The better data suggests price has been massively over-emphasized and the role of volume has been given short shrift in both public and academic forums as explanation for high and rising health care expenditures.   Demonstrable errors have been allowed to go unchecked for some time even in exact sciences like (applied) physics.  It surely doesn’t help that this area is highly politicized, the data have not been that good, and it takes a composite of a good number of data points with sound methodology to generate a truly representative sample to draw robust conclusions (only in recent years are the health PPPs reliable enough to take very seriously).  Idiosyncratically (very) high US prices has become received wisdom and even honest, intelligent people that must know better (because they’ve actually reviewed enough of the pertinent the data) dodge the issue.  I have seen numerous cases where objective quantitive results of the researchers’ own work rather soundly contradicts casual assertions made and many other cases where inconvenient data like this are simply truncated from plots and allowed to go without comment (though accessible in tables, appendices, etc for those with sufficient interest and attention to the topic)…. likely because the researchers efforts are not especially concerned with US prices specifically and they would rather avoid getting mired in controversy.

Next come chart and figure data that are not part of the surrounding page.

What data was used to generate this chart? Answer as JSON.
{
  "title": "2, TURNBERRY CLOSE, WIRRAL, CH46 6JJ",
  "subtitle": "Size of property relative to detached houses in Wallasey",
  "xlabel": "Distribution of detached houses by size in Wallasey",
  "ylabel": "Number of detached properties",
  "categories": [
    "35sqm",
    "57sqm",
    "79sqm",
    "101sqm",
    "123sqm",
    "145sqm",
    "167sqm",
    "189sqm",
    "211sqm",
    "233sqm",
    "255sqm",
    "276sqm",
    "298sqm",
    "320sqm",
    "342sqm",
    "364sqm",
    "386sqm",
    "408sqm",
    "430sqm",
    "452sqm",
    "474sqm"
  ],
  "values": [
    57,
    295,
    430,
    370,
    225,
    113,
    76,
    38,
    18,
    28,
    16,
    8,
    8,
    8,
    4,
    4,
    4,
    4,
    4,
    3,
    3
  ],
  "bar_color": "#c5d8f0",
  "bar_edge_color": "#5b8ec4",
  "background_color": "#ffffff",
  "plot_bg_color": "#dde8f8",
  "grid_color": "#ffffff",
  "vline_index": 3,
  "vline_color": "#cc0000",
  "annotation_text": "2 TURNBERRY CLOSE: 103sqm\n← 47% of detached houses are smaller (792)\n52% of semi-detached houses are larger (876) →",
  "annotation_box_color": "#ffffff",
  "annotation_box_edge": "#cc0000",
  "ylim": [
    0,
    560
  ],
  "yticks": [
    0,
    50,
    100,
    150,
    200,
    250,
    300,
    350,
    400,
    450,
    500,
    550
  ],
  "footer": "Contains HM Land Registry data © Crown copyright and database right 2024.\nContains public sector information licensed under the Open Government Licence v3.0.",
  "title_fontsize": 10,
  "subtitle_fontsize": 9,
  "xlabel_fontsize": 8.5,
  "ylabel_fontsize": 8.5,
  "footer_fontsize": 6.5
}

It seems likely people are wildly overpromising the changes any realistic reform of our health care systems could bring, both with respect to the long term trajectory of health care costs and the so-called health outcomes.  I suspect our high and rising consumption of health care is largely a function of national wealth (+/- modest differences in propensity to consume, fiscal policy, etc) and I see little evidence that suggest that the different systems found throughout the OECD, let alone the average one, will produce much in the way of sustained savings.  As in, even if we manage to marginally reduce health prices through use of greater monopsony powers, it’s not without some tradeoffs (e.g., reduced R&D incentives, reduced dynamism, etc) and it’s quite likely to spur further health consumption (not necessarily a significant net reduction in expenditure or a net gain in health outcomes).  Though I certainly believe the systems found in several other OECD countries work reasonably well for them and have some advantages (and disadvantages), it’s just not the black and white issue people make it out to be where we’re simply leaving piles of cash on the table for no real reason and that all we need to do to capture it is adopt any other system.